This policy explains what personal data LaboMed Tracking (“the app”, “we”, “us”) processes, why, and what rights you have. It is written to meet the requirements of the EU General Data Protection Regulation (GDPR).
1. Who is responsible for your data
The data controller for the processing described here is:
[Your name or company]
[Street address]
[Postal code, City, Country]
Contact: [your-privacy-email]
2. Data we process
a) Data stored only on your device
You enter or import this information; it is saved in a local database on your phone or computer and is not sent to us except during the import step described in section 2(b):
| Category | Examples |
|---|---|
| Family member profiles | Name, date of birth or year of birth, sex, optional national ID number, medications, height, weight. |
| Lab reports | The imported PDF or photo, and the extracted biomarkers (name, value, unit, reference range, status). |
| Health context | AI-generated summaries, notes, life-event markers (e.g. a new medication or diet), and retest reminders. |
Some of this is health data and other sensitive data (a “special category” under GDPR Art. 9), including a national identity number where you choose to enter one. You decide what to store, and you can delete any of it at any time inside the app.
b) Data transmitted when you import a report
When — and only when — you import a lab report, the app sends the following to our processing service, which forwards it to our AI provider to read the report:
- The report file itself (the PDF or image).
- Context to improve accuracy: the person's age, sex, current medications, height and weight (whichever you have entered).
- The interface language, so the summary is generated in your language.
- A randomly generated device identifier and the app version, used to prevent abuse and apply usage limits.
The device identifier is created on your device and is not linked to your name, email or a user account. We do not ask you to sign in, and we do not use advertising or analytics trackers.
3. Why we process it, and our legal basis
| Purpose | Legal basis (GDPR) |
|---|---|
| Provide the core function you asked for: reading a report and returning structured results and a summary. | Performance of a service you request (Art. 6(1)(b)); for health data, your explicit consent given by importing the report (Art. 9(2)(a)). |
| Prevent abuse and apply fair-use limits (device identifier, app version). | Legitimate interests in keeping the service available and controlling costs (Art. 6(1)(f)). |
| Store your data on your device for your own record-keeping. | Processing carried out by you, locally; we do not access it. |
4. Who we share it with
We do not sell your data. To read your reports, the following processors act on our behalf:
- AI provider — Anthropic PBC, which operates the Claude AI model used to extract the results and write the summary. Review Anthropic's privacy terms at anthropic.com/legal/privacy.
- Hosting provider — [Hetzner Online GmbH, EU], which hosts the processing service that receives your upload and relays it to the AI provider.
Verify with each processor whether uploaded content is retained or used for model training, and reflect the answer here. Do not publish this policy until these statements match your processors' actual terms.
5. International transfers
Depending on the provider, your imported report may be processed on servers outside your country, including outside the European Economic Area. Where that happens, transfers are protected by appropriate safeguards such as the European Commission's Standard Contractual Clauses.
6. How long we keep it
- On your device: your profiles, reports and history remain until you delete them in the app or uninstall the app. Uninstalling removes the local database.

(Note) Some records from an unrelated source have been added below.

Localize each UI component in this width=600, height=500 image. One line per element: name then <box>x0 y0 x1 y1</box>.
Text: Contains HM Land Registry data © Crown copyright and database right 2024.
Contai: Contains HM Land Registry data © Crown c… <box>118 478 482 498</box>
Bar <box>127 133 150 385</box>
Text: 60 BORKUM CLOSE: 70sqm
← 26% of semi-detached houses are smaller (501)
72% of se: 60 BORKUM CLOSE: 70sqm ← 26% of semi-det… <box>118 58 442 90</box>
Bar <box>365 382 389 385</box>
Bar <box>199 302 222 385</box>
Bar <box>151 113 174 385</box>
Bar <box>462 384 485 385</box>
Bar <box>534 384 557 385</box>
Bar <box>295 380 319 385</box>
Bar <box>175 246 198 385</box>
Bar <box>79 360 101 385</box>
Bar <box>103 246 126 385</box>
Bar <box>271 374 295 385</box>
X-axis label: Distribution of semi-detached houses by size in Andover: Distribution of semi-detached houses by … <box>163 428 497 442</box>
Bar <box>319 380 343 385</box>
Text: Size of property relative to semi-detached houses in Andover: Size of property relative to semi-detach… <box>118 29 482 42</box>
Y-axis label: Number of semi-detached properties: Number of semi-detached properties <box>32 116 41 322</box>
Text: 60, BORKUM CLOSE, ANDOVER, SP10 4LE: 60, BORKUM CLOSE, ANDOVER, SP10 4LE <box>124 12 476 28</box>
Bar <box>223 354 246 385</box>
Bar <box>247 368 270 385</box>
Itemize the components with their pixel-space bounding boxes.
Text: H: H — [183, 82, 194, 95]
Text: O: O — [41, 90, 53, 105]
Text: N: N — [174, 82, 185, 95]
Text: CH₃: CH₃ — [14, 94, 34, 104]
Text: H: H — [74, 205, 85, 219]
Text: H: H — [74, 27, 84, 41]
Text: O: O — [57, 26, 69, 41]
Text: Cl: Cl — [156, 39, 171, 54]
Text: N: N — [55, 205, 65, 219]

- On our service / the AI provider: the imported file is processed to produce your result and is not intended to be retained beyond what is needed to complete the request. [Confirm exact retention period.]
7. Security
Your data on the device is protected by your device's own security, and the app can be locked with a PIN. You can also export a password-encrypted backup that only you can open.
8. Your rights
Under the GDPR you have the right to access, correct, delete, restrict or object to the processing of your personal data, and to data portability. Because most data lives only on your device:
- You can view, edit and delete any profile, report or item directly in the app.
- You can erase everything by deleting it in the app or uninstalling.
- For data handled by our processing service, or to exercise any right, contact us at [your-privacy-email].
You also have the right to lodge a complaint with your local data protection authority.
9. Children
The app can store profiles for children as part of managing a family's health records, entered and controlled by a parent or guardian. The app is not directed to children as users and does not knowingly let children create their own records without a responsible adult.
10. Changes to this policy
We may update this policy as the app evolves. Material changes will be indicated by updating the “Last updated” date at the top of this page.
11. Contact
Questions about this policy or your data? Email [your-privacy-email].
Medical disclaimer: LaboMed Tracking is an informational tool for organizing and understanding lab results. It is not a medical device and does not provide diagnosis or treatment. Always consult a qualified healthcare professional about your results.